Un été calme pour l’emprunt immobilier

Des banques ont à nouveau ajusté leurs barèmes à la baisse, avec des taux inférieurs à 1,50 % pour les meilleurs dossiers
Le marché reste très favorable à l’emprunt immobilier, une tendance qui devrait durer jusqu’à la fin de l’année
Cécile Roquelaure, directrice de la communication et des études de Empruntis

La sérénité prédomine sur le front des taux de crédit cet été. Alors que les observateurs s’attendaient l’an dernier à une remontée des barèmes de crédit immobilier, il n’en est rien à la mi-2018. Encore extrêmement attractifs, ils s’établissent en moyenne entre 1,35 % sur 20 ans chez In&Fi Crédits et 1,50 % chez Vousfinancer.com. Parmi les taux les plus bas du marché, Empruntis ou Meilleurtaux parviennent à négocier jusqu’à 1,12 % auprès de ses établissements bancaires partenaires. De l’avis des courtiers, l’activité reprend, après un premier trimestre plutôt calme sur le front de l’emprunt, sous l’effet du recentrage du PTZ et de la suppression de l’APL Accession dans le neuf. Une tendance confortée localement par la hausse des prix de l’immobilier, et une pénurie de biens sur certains marchés.

Nouvelles baisses. « Le mois de juillet est quasi-stable comparé à juin, avec des niveaux comparables à ceux de l’automne 2016, explique Cécile Roquelaure, directrice de la communication et des études d’Empruntis. Les banques continuent à vouloir capter la clientèle, en offrant des décotes jusqu’à 40 centimes pour les excellents dossiers. D’habitude, l’été est une période d’essoufflement, or ce n’est pas le cas actuellement ». Même son de cloche chez Cafpi : «  la tendance reste stable, très favorable aux emprunteurs. On s’attendait à la hausse, mais on observe une nouvelle chute après la baisse des OAT, indicateur du coût de l’argent des banques », appuie Philippe Taboret, directeur général adjoint du courtier en crédits. Les emprunteurs gardent donc la main, dans la mesure où « l’appétence des banques pour les emprunteurs reste très forte. Elles ont beaucoup d’argent disponible, et les taux sont un outil de conquête », ajoute l’expert.

Tous les profils concernés.
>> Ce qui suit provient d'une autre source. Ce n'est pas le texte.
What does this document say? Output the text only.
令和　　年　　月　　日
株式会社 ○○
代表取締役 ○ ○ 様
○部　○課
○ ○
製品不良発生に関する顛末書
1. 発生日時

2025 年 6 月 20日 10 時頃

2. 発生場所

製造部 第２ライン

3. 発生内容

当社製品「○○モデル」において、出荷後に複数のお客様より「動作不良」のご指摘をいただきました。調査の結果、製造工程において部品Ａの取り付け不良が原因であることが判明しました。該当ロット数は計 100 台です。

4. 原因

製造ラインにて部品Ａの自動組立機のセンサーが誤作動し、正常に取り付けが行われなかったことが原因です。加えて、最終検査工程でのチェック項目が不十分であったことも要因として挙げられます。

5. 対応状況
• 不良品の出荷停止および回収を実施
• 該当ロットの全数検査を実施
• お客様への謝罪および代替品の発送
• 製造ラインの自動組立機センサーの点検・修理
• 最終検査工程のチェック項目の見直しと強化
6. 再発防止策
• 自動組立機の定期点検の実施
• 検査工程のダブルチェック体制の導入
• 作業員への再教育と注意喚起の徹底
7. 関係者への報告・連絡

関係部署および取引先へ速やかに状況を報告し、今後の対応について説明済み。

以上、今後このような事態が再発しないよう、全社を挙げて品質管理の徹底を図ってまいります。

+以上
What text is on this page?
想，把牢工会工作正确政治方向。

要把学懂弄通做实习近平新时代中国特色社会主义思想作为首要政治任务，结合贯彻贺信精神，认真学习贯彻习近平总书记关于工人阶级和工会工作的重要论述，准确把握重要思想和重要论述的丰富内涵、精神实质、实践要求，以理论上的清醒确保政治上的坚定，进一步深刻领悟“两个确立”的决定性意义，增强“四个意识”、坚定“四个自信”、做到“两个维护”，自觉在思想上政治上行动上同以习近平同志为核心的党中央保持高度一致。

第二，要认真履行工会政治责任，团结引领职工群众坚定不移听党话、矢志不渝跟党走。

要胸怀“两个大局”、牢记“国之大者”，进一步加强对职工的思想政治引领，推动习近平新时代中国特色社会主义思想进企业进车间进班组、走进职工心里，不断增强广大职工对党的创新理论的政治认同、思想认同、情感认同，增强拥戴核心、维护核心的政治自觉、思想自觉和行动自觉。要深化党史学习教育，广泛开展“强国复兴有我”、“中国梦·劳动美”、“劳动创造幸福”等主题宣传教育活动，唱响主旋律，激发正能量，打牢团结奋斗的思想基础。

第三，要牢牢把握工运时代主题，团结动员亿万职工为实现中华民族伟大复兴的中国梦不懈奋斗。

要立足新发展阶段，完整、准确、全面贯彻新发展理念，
Les emprunteurs présentant les meilleurs dossiers restent particulièrement choyés : « comme les mois précédents, les banques pratiquent un régime de décotes de manière quasi-systématique et les taux obtenus sont le plus souvent nettement inférieurs aux taux moyens y compris pour des dossiers sans apport, notamment dans les régions où le marché n’est pas ultra-dynamique », explique Maël Bernier, directrice de la communication de Meilleurtaux.com. Mais ce sont bien tous les profils qui voient leur capacité d’achat progresser. Car en complément de la bassesse des taux, l’assurance-crédit est aussi meilleur marché que l’année dernière après la faculté de résiliation annuelle à la date anniversaire du prêt offerte par l’amendement Bourquin, en janvier dernier.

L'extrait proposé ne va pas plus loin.